Well, after a July 4 holiday, Camp Marshfield got back into full swing late this afternoon, when Sarah and her bug-hunting friends arrived in my back yard and began shouting excitedly over their latest finds.
"Oh, goody, I get to bring out the bug guide," I thought. Many thanks to the Rogers Park friends who have graciously sent along their copy of the National Audubon Society's field guide to North American insects and spiders. It's a great resource--the front section is all photos, grouped into types: caterpillars, beetles, moths, butterflies, grasshoppers/crickets/cicadas, flies and spiders, to name some but not all the categories.
"Hey, you guys, look what I got," I called out the back door.
"Maritza!" they all shrieked. "Look what we've got!"
So we traded: bugs for bug guide. Brady Bughunter Boy was the first to grab it, I believe, and he spotted some bugs he'd seen before right away. Sarah got it next and recognized quite a few bugs, many of which she'd found in Chez Maritza's back yard Even Sarah's four-year-old niece wanted to look at the bug pictures, at least for a little while.
Then a Brady Girl arrived, and we had to get the puzzle pieces out--that's what we call the box full of wood and cardboard items that look like puzzle pieces but work more like Legos or Tinkertoys--you use them to make things, not to put a puzzle together. But we keep calling them puzzle pieces because that's sort of what they look like.
So a couple of kids made things out of puzzle pieces and a couple of other kids went bug-hunting, and Sarah's niece took a look at this book I love called Not a Stick.
Then Sarah and Brady Bughunter wanted to grab the long green seed pods that hang down temptingly from the tree in the back yard. If they stand on my raised parking pad they can almost reach the lowest-hanging ones, but not quite. So I agreed to go in my house and get out my indoor ladder and let them climb up on it. They got seed pods, from which Brady Bughunter was going to make "pizza," but then he and Sarah got interested in the bugs and discarded bug exoskeletons to be found on the tree leaves.

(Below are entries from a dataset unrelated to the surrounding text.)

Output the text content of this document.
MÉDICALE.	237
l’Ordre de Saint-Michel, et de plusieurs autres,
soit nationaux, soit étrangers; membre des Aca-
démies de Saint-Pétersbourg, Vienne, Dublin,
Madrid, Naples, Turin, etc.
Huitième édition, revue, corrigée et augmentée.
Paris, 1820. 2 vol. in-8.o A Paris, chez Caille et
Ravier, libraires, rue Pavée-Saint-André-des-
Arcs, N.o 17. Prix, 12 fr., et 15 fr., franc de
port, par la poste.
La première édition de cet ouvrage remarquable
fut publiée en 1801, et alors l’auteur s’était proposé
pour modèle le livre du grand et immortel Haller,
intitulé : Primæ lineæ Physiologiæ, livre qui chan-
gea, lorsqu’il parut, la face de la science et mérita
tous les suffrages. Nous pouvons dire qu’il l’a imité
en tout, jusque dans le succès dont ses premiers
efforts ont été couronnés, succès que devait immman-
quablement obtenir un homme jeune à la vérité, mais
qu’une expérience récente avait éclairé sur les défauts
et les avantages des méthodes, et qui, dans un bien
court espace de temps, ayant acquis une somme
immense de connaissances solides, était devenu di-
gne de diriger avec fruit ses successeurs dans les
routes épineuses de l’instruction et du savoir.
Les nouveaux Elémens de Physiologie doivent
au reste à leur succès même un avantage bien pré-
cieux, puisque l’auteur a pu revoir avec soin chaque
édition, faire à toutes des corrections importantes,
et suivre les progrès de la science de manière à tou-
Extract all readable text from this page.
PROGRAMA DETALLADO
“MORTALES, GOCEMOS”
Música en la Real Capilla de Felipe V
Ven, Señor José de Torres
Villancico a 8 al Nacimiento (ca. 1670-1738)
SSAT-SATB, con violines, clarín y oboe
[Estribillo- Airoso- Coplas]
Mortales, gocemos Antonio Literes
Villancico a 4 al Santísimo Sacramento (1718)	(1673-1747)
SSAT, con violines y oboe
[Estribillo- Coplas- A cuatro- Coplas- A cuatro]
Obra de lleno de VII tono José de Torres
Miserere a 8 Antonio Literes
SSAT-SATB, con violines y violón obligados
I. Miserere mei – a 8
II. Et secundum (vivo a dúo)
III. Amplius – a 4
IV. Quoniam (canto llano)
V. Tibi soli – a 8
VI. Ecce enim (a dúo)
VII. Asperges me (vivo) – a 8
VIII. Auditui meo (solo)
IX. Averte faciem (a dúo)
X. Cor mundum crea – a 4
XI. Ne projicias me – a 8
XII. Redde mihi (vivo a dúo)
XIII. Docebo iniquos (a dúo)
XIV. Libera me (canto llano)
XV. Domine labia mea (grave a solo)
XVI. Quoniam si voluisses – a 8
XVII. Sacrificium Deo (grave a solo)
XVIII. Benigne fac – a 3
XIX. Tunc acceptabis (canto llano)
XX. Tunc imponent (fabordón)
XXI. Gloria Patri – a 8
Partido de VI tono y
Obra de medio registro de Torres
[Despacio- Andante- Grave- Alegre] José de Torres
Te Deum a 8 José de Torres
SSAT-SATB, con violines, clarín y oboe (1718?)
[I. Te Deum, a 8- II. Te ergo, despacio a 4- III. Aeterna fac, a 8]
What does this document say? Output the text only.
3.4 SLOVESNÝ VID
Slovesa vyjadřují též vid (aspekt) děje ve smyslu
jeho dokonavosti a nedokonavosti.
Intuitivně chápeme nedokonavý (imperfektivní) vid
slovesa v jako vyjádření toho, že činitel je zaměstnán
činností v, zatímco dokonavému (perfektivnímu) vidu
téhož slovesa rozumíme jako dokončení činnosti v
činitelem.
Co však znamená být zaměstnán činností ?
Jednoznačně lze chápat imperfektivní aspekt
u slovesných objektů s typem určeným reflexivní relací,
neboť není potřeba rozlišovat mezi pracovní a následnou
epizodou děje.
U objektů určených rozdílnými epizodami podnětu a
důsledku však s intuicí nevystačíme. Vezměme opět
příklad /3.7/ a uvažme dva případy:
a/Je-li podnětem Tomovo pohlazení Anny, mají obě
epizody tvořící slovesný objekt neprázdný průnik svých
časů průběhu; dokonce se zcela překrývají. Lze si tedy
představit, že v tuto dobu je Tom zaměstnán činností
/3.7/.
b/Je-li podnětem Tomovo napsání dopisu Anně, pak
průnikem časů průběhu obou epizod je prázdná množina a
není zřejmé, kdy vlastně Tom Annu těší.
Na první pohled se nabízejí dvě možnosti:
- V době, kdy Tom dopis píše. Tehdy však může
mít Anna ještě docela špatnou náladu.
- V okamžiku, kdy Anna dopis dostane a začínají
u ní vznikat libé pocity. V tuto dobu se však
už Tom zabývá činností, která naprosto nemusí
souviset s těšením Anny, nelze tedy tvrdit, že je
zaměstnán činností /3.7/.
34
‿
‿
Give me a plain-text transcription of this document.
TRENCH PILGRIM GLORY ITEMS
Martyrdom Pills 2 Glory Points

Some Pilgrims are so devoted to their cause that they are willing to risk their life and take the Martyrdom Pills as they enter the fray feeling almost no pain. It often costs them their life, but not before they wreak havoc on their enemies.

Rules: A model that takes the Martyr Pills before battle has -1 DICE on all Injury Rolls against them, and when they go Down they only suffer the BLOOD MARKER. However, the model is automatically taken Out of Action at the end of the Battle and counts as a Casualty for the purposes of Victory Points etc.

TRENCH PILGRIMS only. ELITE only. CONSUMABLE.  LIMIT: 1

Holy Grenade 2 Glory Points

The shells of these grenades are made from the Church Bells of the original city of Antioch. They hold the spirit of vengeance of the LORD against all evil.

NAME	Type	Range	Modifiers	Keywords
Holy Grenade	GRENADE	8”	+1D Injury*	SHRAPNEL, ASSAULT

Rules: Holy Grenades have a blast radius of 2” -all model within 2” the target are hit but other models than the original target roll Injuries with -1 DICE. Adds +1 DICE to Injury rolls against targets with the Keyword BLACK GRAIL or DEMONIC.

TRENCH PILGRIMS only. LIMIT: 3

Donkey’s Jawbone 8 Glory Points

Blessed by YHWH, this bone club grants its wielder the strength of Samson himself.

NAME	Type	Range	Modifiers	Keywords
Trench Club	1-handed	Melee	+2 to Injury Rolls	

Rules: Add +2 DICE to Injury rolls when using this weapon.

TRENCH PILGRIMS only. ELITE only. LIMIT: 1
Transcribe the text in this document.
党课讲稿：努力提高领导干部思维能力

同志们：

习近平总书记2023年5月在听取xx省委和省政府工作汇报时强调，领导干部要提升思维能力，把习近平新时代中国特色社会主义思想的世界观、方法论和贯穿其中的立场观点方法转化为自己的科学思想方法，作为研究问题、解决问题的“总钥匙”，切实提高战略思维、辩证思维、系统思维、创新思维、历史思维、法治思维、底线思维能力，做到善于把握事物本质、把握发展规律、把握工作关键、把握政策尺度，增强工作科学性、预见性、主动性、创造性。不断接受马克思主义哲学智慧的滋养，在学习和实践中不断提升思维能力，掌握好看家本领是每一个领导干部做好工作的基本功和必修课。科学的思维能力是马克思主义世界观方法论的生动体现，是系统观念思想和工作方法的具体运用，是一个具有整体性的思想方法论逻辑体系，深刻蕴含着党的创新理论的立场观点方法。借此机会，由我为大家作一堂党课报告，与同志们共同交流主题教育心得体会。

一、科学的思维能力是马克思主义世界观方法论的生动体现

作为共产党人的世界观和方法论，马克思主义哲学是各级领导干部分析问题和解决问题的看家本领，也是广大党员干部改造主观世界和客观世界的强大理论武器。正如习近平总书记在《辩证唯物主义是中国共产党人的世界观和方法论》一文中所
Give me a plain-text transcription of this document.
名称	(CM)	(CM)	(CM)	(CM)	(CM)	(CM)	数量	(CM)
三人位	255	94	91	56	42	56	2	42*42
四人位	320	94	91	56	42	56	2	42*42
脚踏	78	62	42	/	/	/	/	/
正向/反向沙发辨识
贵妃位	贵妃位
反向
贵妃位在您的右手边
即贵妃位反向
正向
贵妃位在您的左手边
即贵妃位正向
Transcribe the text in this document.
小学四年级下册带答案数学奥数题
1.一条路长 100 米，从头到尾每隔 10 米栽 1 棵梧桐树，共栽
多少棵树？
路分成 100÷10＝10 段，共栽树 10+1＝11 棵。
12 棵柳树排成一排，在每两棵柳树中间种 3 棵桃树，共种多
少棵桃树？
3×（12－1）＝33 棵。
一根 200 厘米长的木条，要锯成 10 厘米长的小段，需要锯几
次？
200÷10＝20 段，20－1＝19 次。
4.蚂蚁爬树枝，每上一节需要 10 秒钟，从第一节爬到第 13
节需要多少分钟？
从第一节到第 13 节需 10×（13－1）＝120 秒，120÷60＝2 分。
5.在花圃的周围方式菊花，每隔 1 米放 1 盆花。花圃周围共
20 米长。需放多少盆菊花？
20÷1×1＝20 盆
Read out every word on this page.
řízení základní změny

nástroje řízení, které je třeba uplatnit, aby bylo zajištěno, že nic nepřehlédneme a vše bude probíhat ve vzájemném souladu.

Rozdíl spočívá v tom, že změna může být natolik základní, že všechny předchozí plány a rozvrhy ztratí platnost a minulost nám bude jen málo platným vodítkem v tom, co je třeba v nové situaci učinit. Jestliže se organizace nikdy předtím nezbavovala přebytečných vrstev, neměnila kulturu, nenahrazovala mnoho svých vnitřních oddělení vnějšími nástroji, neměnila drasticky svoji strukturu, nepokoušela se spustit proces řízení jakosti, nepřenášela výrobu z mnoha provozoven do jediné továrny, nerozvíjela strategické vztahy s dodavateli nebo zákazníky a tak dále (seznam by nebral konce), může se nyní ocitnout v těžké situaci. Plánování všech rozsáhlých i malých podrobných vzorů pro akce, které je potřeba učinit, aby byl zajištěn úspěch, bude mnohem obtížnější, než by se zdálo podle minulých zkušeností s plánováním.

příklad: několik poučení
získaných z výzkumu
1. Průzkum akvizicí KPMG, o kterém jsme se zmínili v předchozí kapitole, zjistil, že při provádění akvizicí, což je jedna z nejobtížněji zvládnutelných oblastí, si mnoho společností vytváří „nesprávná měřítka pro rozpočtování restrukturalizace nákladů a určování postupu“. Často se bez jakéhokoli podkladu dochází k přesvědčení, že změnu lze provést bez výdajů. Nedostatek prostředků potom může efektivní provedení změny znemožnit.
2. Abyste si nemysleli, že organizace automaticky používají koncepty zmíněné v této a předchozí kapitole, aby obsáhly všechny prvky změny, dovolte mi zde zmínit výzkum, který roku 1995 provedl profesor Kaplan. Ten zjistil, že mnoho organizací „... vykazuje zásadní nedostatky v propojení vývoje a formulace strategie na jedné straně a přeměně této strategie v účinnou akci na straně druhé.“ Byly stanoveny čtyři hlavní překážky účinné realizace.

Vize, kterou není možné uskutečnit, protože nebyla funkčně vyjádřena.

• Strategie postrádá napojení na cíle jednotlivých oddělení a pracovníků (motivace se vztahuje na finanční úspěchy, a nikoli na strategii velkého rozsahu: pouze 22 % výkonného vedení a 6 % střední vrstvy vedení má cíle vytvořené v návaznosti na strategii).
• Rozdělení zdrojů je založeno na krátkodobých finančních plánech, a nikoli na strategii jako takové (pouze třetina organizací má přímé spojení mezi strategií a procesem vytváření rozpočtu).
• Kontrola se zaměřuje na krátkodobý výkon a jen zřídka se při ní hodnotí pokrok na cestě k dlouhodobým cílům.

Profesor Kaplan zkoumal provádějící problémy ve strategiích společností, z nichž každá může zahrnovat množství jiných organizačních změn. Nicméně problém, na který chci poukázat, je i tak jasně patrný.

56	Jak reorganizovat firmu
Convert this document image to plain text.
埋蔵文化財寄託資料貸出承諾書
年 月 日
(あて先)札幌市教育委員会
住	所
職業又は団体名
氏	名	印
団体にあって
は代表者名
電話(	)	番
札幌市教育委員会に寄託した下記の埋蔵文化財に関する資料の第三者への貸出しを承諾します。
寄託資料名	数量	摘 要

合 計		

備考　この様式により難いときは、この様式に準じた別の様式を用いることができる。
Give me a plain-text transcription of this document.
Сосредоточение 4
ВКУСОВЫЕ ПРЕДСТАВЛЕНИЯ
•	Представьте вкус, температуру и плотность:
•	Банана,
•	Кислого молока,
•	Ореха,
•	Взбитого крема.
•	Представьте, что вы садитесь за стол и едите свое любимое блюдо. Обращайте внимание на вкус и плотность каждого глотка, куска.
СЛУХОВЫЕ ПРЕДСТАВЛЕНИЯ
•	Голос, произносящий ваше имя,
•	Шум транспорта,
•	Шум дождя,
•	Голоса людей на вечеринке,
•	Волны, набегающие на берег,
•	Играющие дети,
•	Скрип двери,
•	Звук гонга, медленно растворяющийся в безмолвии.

Even little Angel from next door wanted to climb the ladder and yank on some leaves. It was all quite exciting and Angel cried when I took the ladder back in the house.
Once that was done, it was time for another favorite activity. "Who wants a snack?" I asked. Everybody did, loudly and emphatically.
Fortunately Camp Marshfield stocked up on granola bars at Costco while picking up barbecue food--I was hoping the box of 96 two-packs would last the summer, but two new cousins of Jay-Z's dropped by and one of them was hungry. I think she ate five packs by herself. "Do you have any cookies?" she asked me before trying them.
"No," I said firmly. "What you see is what you get." (Although I must 'fess up I went to the Ashland Dominick's tonight and their cookies were on sale, including the maple creme ones I adore and never buy because I'd eat the whole bag by myself. This time I did buy the bag, plus a bag of chocolate chunk, because they're for Camp Marshfield, right? Yeah, right. "This is exactly the kind of thing Dad would have done," I thought in the grocery store aisle, laughed, and took them to the register. No, I haven't eaten any yet.)
In the midst of the feeding frenzy, Junior and his little brother showed up to do homework. Junior has a giant pack of math homework for Golder College Prep that is supposed to last him until August 14. Thank God Medicine Man has already worked on it with him twice, and gotten pretty far into it--I had to Google "how to divide mixed numbers" because I haven't done it for so long I forgot how.
At some point in all this, I did have a few quiet moments to talk with Sarah and one of the Brady Girls about how their Fourth of July was and so forth. Brady Girl is pretty far into her Magic Tree book now; her sister is finished the twister one but wants to re-read a chapter or take it to school or something. I gave her the one on rain forests, too. I asked if she wanted it and she shrugged like "maybe," but then she took it, so we'll see. If it rains she might read it.
Memory Girl came by and she read Not a Stick all by herself. I like this book because the words are very simple, the illustrations are gorgeous, and the theme is actually pretty deep. She liked the book so much she wanted to take it home. "What was your favorite way he used the stick?" I asked her.
"The sword," she said.
"Yeah, that was cool. I liked the leash on the dinosaur, too. Did you like that?"
She nodded yes.
Later on they were all using my sidewalk chalk out front and I was going to the store, so I took the book over and gave it to her to take home.